Belki de eğitim sistemimizden kaynaklandığını varsaymak zorunda kalacağım şimdilerde yaya geçidinden kırmızı ışıkta geçen yayalara ceza kesilmeye bile başlanmış. Yakınlarda çevreyi kirletenlere de ceza geliyormuş. Ohh ne ala iş! İnsanların eğitilmesi gerektiği ilköğretim çağında vatandaşlık bilgisi öğretilmesin, insanlık öğretilmesin ondan sonrada polis elinde değnekle insanları sıraya soksun yada kalem oynatacağım deyip te oynatmayarak, cepteki kazanılmış hakka devlet yerine el koysun. Yahu poliste bizden değilmi ki yani...
Eğitimde insanların emeğine saygı gösterilmesi veya hak savunulması öğretilmesin ondan sonra da vurguncu olan binde birlik kısım diğerlerinin hakkına tecavüz etsin...
Çiftçilerimiz bile Devlet Planlama Teşkilatının, plansızlaşması ile hangi ürünü eksem de kar etsem diye düşünerek, kumar gibi bir ekim işine girdiğini düşünürüm. Hasbelkader ektiği ürünü, fazla eken çiftçi olmaz ise karı yüksek olur, ya birde ürün fazla ekilmiş ise yandığının resmidir. Ürünü tarladan kaldırmaya bile cesaret ister.
Dünyanın başka yerlerine mahsus olmayan, salla başı kap maaşı anlayışı tüm devlet kurumlarımızı ele geçirmişken bu ülke AB’ye girecek ha...
Zor biraz...
Şuurlu veya şuursuz bir şekilde dinin yozlaştırılmasına, kültürümüzün yozlaştırılmasına aynen devam edilecek gibi görünüyor.
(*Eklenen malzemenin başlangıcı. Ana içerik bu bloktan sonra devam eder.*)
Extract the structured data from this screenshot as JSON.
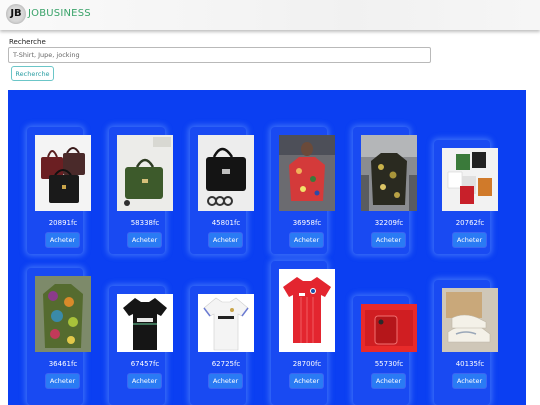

Bir bakıma da İslamiyet’in yozlaştırılması işini bizzat yürüttüğümüz için kim bilir AB bize kendi dinlerini kabul ettirmeye çalışacaktır. Veya standartlarını aynen uygulamamızı istiyor zaten. Ve ramak kaldı Avrupa’nın kültürünü iyice benimsemeye... Acaba Osmalılar da diğer milletlere taviz verirken, kapitülasyonların maddelerini genişletirken bir yerlere mi girmeye çalışıyordu, yoksa borç paramı arıyordu?
Belkide iyi olacak; kuyruğa girmesini öğreneceğiz, uygun ışıkta geçeceğiz, çevreyi kirletmeyeceğiz, devlet malına zarar vermeyeceğiz, işçinin hakkını koruyacağız, eğitim, gıda, sağlık standartları yapılacak kimbilir. Kim bilir artık devletin inşaatları için yapılmış ihaleleri vurguncular yiyemeyecek. İhale, ihale akbabaları arasındaki ali kıran baş kesenin olamayacak. Yada 5’lik fiyatı 3’e alıp ondan sonra allem ederek kallem ederek kontrol tavlayarak 5’lik fiyatı 10’a çıkararak devleti dolandıramayacaklar.